Kingsolver is passionate about defining drug addiction as a medical problem and not a moral problem. Sending drug addicted people to Penitentiaries will not find them penitent ie reflecting on their sins — nor will it help them beat their addictions. She notes, that your child with cancer is not disciplined, controlled, and then thrown out of the home for a period of time before offering up chemotherapy. She speaks to reform of the legal system to accommodate this reality. I like this premise but as Copperhead Demon illustrates, drugs affect behavior which in turn, does lead to criminality. We need to rethink a nuanced justice system for managing the behaviors that flow from drug addiction. I don’t have a clue of “nuanced” as a concept compatible with modern policing which is obviously a very diverse product.
The cities of Portland and San Francisco have experimented with the de-criminalization of personal drug use.

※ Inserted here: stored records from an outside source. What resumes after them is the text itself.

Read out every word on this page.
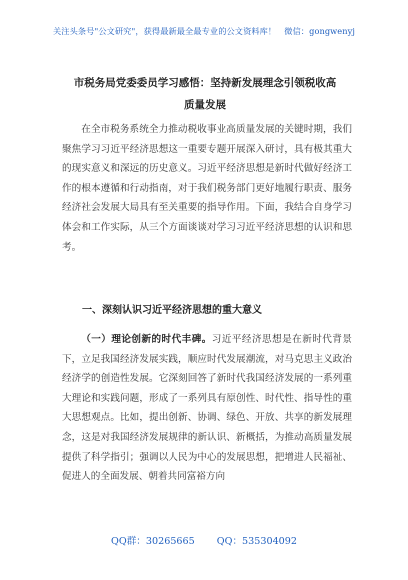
关注头条号"公文研究"，获得最新最全最专业的公文资料库！ 微信：gongwenyj
市税务局党委委员学习感悟：坚持新发展理念引领税收高
质量发展

在全市税务系统全力推动税收事业高质量发展的关键时期，我们聚焦学习习近平经济思想这一重要专题开展深入研讨，具有极其重大的现实意义和深远的历史意义。习近平经济思想是新时代做好经济工作的根本遵循和行动指南，对于我们税务部门更好地履行职责、服务经济社会发展大局具有至关重要的指导作用。下面，我结合自身学习体会和工作实际，从三个方面谈谈对学习习近平经济思想的认识和思考。

一、深刻认识习近平经济思想的重大意义

（一）理论创新的时代丰碑。习近平经济思想是在新时代背景下，立足我国经济发展实践，顺应时代发展潮流，对马克思主义政治经济学的创造性发展。它深刻回答了新时代我国经济发展的一系列重大理论和实践问题，形成了一系列具有原创性、时代性、指导性的重大思想观点。比如，提出创新、协调、绿色、开放、共享的新发展理念，这是对我国经济发展规律的新认识、新概括，为推动高质量发展提供了科学指引；强调以人民为中心的发展思想，把增进人民福祉、促进人的全面发展、朝着共同富裕方向

QQ群：30265665 QQ：535304092
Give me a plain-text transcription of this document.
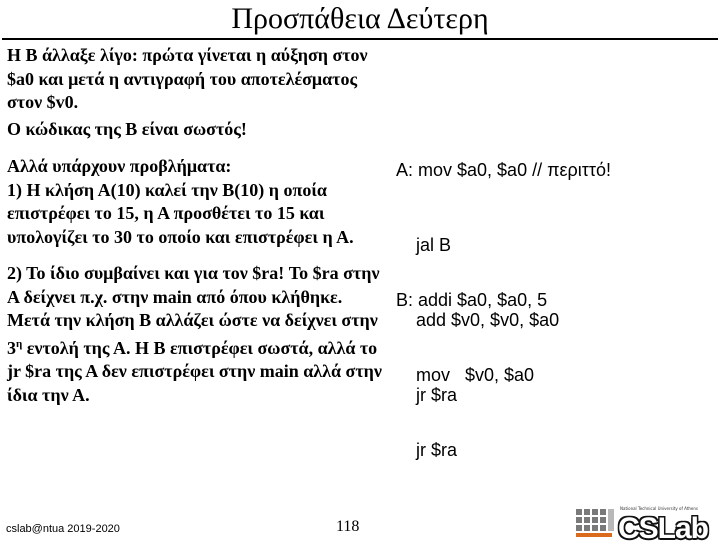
Προσπάθεια Δεύτερη

Η Β άλλαξε λίγο: πρώτα γίνεται η αύξηση στον $a0 και μετά η αντιγραφή του αποτελέσματος στον $v0.

Ο κώδικας της Β είναι σωστός!

Αλλά υπάρχουν προβλήματα:

1) Η κλήση Α(10) καλεί την Β(10) η οποία επιστρέφει το 15, η Α προσθέτει το 15 και υπολογίζει το 30 το οποίο και επιστρέφει η Α.

2) Το ίδιο συμβαίνει και για τον $ra! Το $ra στην Α δείχνει π.χ. στην main από όπου κλήθηκε. Μετά την κλήση Β αλλάζει ώστε να δείχνει στην $3^\eta$ εντολή της Α. Η Β επιστρέφει σωστά, αλλά το jr $ra της Α δεν επιστρέφει στην main αλλά στην ίδια την Α.

A: mov $a0, $a0 // περιττό!

jal B

add $v0, $v0, $a0

jr $ra

B: addi $a0, $a0, 5

mov   $v0, $a0

jr $ra

cslab@ntua 2019-2020	118
National Technical University of Athens
CSLab
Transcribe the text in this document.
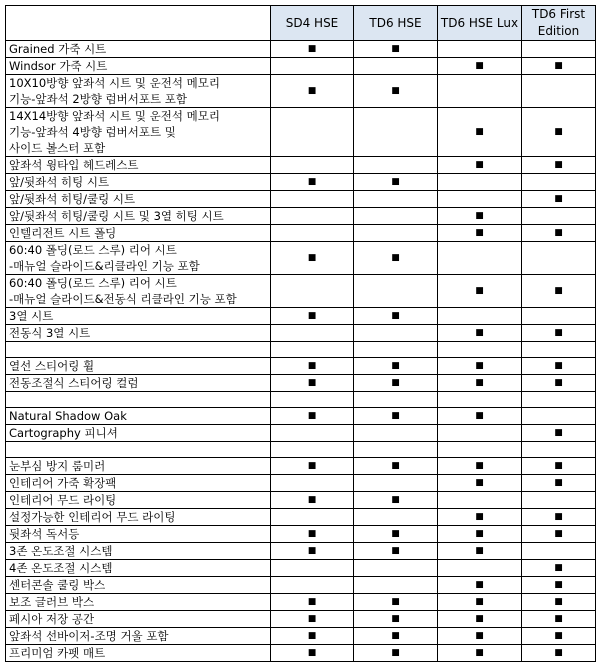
	SD4 HSE	TD6 HSE	TD6 HSE Lux	TD6 First Edition

Grained 가죽 시트	■	■		

Windsor 가죽 시트			■	■

10X10방향 앞좌석 시트 및 운전석 메모리
기능-앞좌석 2방향 럼버서포트 포함	■	■		

14X14방향 앞좌석 시트 및 운전석 메모리
기능-앞좌석 4방향 럼버서포트 및
사이드 볼스터 포함			■	■

앞좌석 윙타입 헤드레스트			■	■

앞/뒷좌석 히팅 시트	■	■		

앞/뒷좌석 히팅/쿨링 시트				■

앞/뒷좌석 히팅/쿨링 시트 및 3열 히팅 시트			■	

인텔리전트 시트 폴딩			■	■

60:40 폴딩(로드 스루) 리어 시트
-매뉴얼 슬라이드&리클라인 기능 포함	■	■		

60:40 폴딩(로드 스루) 리어 시트
-매뉴얼 슬라이드&전동식 리클라인 기능 포함			■	■

3열 시트	■	■		

전동식 3열 시트			■	■

열선 스티어링 휠	■	■	■	■

전동조절식 스티어링 컬럼	■	■	■	■

Natural Shadow Oak	■	■	■	

Cartography 피니셔				■

눈부심 방지 룸미러	■	■	■	■

인테리어 가죽 확장팩			■	■

인테리어 무드 라이팅	■	■		

설정가능한 인테리어 무드 라이팅			■	■

뒷좌석 독서등	■	■	■	■

3존 온도조절 시스템	■	■	■	

4존 온도조절 시스템				■

센터콘솔 쿨링 박스			■	■

보조 글러브 박스	■	■	■	■

페시아 저장 공간	■	■	■	■

앞좌석 선바이저-조명 거울 포함	■	■	■	■

프리미엄 카펫 매트	■	■	■	■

I suspect rehab services are liberally offered and not accepted; that is part of the disease. The optics that follow this in these downtowns are depressing and affecting the behavior of many non-addicted people. Substance Abuse not uncommonly leads to psychological aberrancy and criminal behavior. The root cause needs to be addressed—no argument—but the crime remains very real affecting strangers, people we know, the costs and access to products, the costs of insurance, not to mention violent crimes within and outside that community. Short of incarceration for what you can catch them at, if the user has little to lose, what tangible thing is to be done to shift that behavior? Forcing people to change is not something for which we can proudly demonstrate our succeses.
Many of the points made about Appalachia are those consistent with poverty in general which is not a regional problem. There is poverty everywhere. Each state gets allocations from the Feds to support Medicaid with an intended goal of supporting the poor. Depending on the year and state, 30-50% of pediatric care in the United States is delivered to Medicaid eligible patients. Think about that. Medicare* is the last rung of medical insurance before you fall into the pit of “let the buyer beware” and cobbled together charity care —-or no care at all except for the Emergency Room. Kingsolver discusses the loss of a generation who are orphaned, with not enough food, no counseling or only that available in schools that are in turn, underfunded. This is not just Appalachia, it is a third to a half the youth in the USA. That speaks poorly for our current priorities not to mention for our future.
* In Washington state, a family of four qualifies for Medicaid if its annual income is less than $40,000.